2016-17 Capital Outlay Proposal 

*$20,000: Additional replacement of the resurfacing at the Franklin High School Track

*$217,171: Replacement of the gym roof at Highlands School

*$10,000: New Speaker Systems in the gym at Macon Middle School and Franklin High School

*$41,711: SAN replacement district wide

*$50,000: Replacement of projectors in the district (7 year replacement plan)

*$5,925: Purchase a fire suppression system for Nantahala, Macon Middle and East Franklin Elementary Schools

*$42,171: Purchase of school furniture and equipment throughout the district (original request was $114,000)

*$28,000: Purchase a new box truck

*$85,000: Purchase a new 66 passenger activity bus

The Macon County Board of Education will vote on the capital outlay budget during its September meeting on Tuesday, Sept. 20, at 6 p.m. in Highlands. The final capital outlay budget may change, based on the recommendation of county commissioners during a joint facilities review committee scheduled for Tuesday, Sept. 13, at 1 p.m.

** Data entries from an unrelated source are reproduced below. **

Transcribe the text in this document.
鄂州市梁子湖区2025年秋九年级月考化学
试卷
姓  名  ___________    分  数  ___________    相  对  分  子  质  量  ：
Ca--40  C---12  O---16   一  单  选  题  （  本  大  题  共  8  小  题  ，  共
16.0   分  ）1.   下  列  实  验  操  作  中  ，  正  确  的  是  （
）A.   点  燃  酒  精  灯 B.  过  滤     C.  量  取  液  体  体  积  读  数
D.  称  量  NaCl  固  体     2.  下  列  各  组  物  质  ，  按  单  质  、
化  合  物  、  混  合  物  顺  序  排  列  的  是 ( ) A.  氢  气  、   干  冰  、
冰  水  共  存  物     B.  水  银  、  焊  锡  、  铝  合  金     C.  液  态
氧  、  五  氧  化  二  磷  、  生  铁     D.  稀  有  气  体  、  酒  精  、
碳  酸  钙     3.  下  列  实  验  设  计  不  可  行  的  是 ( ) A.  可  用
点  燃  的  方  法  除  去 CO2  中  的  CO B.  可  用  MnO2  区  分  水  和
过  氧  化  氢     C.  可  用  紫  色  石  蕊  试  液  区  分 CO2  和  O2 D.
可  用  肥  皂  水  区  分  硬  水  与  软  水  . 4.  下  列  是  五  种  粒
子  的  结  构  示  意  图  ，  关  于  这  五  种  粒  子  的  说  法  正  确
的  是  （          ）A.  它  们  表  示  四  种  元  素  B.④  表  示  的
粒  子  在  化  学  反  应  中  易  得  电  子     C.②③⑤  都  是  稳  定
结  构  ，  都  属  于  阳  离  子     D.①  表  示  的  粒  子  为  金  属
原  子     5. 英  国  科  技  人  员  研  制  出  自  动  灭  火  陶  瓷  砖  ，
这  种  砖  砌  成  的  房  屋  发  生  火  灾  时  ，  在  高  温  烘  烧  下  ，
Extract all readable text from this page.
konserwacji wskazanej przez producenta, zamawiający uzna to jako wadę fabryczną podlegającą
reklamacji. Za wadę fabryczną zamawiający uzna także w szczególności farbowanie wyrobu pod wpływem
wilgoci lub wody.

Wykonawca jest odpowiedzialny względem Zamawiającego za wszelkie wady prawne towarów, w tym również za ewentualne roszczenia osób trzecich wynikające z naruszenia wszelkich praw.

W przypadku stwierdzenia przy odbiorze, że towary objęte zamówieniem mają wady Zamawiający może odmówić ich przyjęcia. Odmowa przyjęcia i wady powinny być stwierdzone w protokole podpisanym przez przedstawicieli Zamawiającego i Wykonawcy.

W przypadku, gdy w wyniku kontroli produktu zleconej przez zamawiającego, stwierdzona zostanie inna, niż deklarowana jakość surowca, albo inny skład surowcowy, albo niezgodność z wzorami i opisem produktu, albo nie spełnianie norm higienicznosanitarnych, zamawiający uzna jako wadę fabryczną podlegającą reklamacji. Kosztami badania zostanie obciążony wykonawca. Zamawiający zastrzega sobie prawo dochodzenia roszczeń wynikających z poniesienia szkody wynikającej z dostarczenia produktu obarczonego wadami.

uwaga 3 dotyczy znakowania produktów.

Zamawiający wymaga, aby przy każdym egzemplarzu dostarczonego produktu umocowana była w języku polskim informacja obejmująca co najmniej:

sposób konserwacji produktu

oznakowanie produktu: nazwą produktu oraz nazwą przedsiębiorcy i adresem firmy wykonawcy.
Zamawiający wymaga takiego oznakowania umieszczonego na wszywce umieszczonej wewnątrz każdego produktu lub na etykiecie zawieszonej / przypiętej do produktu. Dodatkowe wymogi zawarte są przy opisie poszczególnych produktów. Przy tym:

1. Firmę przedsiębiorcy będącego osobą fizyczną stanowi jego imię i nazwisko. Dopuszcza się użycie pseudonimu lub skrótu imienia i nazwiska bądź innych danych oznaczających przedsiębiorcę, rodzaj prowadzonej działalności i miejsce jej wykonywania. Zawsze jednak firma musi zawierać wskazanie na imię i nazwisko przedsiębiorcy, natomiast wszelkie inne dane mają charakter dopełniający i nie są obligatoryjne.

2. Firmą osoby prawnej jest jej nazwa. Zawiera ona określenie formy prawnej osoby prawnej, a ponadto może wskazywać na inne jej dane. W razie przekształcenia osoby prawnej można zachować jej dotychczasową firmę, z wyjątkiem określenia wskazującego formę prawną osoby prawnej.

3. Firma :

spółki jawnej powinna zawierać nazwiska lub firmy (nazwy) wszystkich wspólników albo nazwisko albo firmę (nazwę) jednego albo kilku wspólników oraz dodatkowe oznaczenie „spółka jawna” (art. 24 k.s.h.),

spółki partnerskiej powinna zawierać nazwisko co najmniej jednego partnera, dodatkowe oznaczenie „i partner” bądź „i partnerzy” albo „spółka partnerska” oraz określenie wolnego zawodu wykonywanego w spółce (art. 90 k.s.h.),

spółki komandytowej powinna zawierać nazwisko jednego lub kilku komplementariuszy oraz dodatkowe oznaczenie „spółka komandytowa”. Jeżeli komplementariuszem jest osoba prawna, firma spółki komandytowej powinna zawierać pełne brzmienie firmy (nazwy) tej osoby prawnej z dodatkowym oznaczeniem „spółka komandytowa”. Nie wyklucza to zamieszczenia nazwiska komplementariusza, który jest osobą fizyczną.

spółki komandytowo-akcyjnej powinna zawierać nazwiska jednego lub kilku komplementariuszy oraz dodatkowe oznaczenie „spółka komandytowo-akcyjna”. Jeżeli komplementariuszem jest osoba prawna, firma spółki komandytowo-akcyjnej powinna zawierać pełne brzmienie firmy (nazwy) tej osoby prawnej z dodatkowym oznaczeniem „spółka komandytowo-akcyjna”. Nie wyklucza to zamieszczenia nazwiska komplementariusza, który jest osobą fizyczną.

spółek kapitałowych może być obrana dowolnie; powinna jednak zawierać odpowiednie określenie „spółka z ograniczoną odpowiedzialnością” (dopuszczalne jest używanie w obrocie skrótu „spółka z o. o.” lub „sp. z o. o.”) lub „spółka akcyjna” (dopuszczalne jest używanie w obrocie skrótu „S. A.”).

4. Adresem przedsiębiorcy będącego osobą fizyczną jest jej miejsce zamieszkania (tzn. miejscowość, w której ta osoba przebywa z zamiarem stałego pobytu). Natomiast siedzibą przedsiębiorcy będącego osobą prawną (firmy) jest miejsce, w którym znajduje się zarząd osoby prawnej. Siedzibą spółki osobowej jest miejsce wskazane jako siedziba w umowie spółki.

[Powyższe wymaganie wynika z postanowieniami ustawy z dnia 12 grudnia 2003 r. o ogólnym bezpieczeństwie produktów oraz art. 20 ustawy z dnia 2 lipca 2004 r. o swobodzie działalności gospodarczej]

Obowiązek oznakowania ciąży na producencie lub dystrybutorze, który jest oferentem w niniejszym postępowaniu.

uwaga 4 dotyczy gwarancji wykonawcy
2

Two projects identified in the capital outlay proposal, the FHS track resurfacing and the Highlands Gym roof replacement have received county dollars in the past. Members of the board of education said they would like to go to commissioners again and ask for additional funds, separate of the $500,000 capital outlay budget, to complete those upgrades. The county already allocated $200,000 for the Highlands roof replacement, but after bids came in for the project, the project will total $217,171 and school officials would like to see the county pay for the entire project.

The track resurfacing project is contingent upon two things. First, the company handling the resurfacing, Competition Athletics Surfaces, Inc. (CAS), plans to visit FHS in October to try a new adhesive to fix bubbling in the resurfacing that was completed in July. If the adhesive works, school officials noted they would like to see the entire track fixed using the new solution, which would cost the $20,000. Second, CAS has a full schedule and may not be able to return in the spring to fix the track assuming the new adhesive works in October. If the adhesive doesn’t work, the school board wouldn’t want to spend additional dollars in the spring to fix the track, but if CAS cannot come back in the spring, the school board said they may not want to wait until after the attempt in October to see if the adhesive will work and just go ahead and try to fix the entire track for the proposed $20,000 and hope the new adhesive solution works.